The officer's testimony did not create a substantial risk of a miscarriage of justice. Although it is true a conviction may not rest on pure "conjecture and speculation," proof beyond a reasonable doubt "may be primarily or entirely circumstantial." Commonwealth v. Lao, 443 Mass. 770, 779 (2005). As outlined above, the prosecution submitted substantial direct and circumstantial evidence indicating the defendant had imbibed enough to impair his ability to drive. Not only did the defendant admit to having had at least two alcoholic drinks that evening, he acknowledged he was on medication and he was not supposed to mix that medication with alcohol, and he appeared unstable to the arresting and booking officers. Additionally, the judge instructed the jurors multiple times that they were free to credit or discredit any testimony they heard, and ultimately it was up to them to use their own common sense and experience when considering "any believable evidence about the defendant's alleged consumption of alcohol, his appearance, his condition, and behavior at the time." See Canty, 466 Mass. at 545 (jury instructions diminish likelihood of prejudice). Although the evidence may not have been as overwhelming or the jury instructions as explicit as in Canty and Gallagher, the evidence presented and instructions given were sufficient to prevent the officer's testimony from causing a substantial risk of a miscarriage of justice.
Judgments affirmed.
After a jury-waived trial, he was also convicted of OUI as a subsequent offense (third offense).

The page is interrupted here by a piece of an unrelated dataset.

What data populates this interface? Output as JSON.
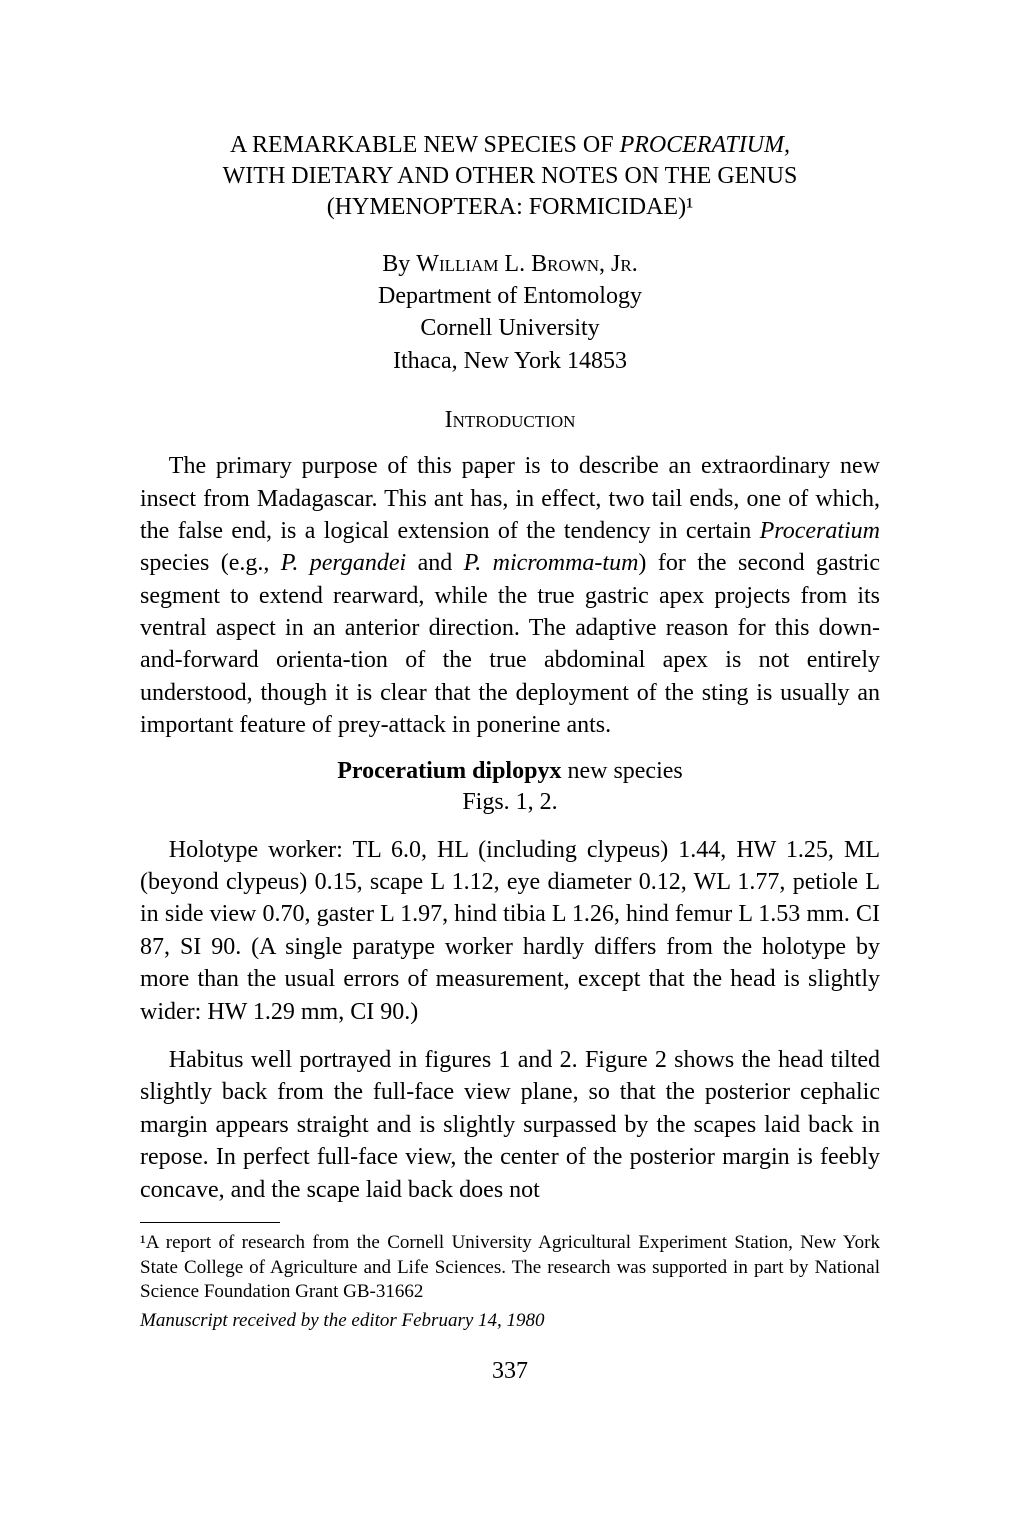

The conviction of negligent operation of a motor vehicle was docketed as placed on file. The transcript reflects that the defendant received a sentence of probation on this count. The defendant appeals this conviction.
The defendant stipulated to the first two elements of both charges, (1) operating a motor vehicle (2) on a public way.
For instance, the officer testified that the defendant "immediately demanded to know why he'd been stopped," and when asked his highest level of education responded he went to "the school of hard knocks." The defendant's conduct in the booking video played for the jury also may have been construed as nonchalant if not uncooperative.
When asked whether he formed an opinion on the defendant's sobriety, the arresting officer stated, "I determined that, based on the tests and my observations that, he was too intoxicated to operate the vehicle that night."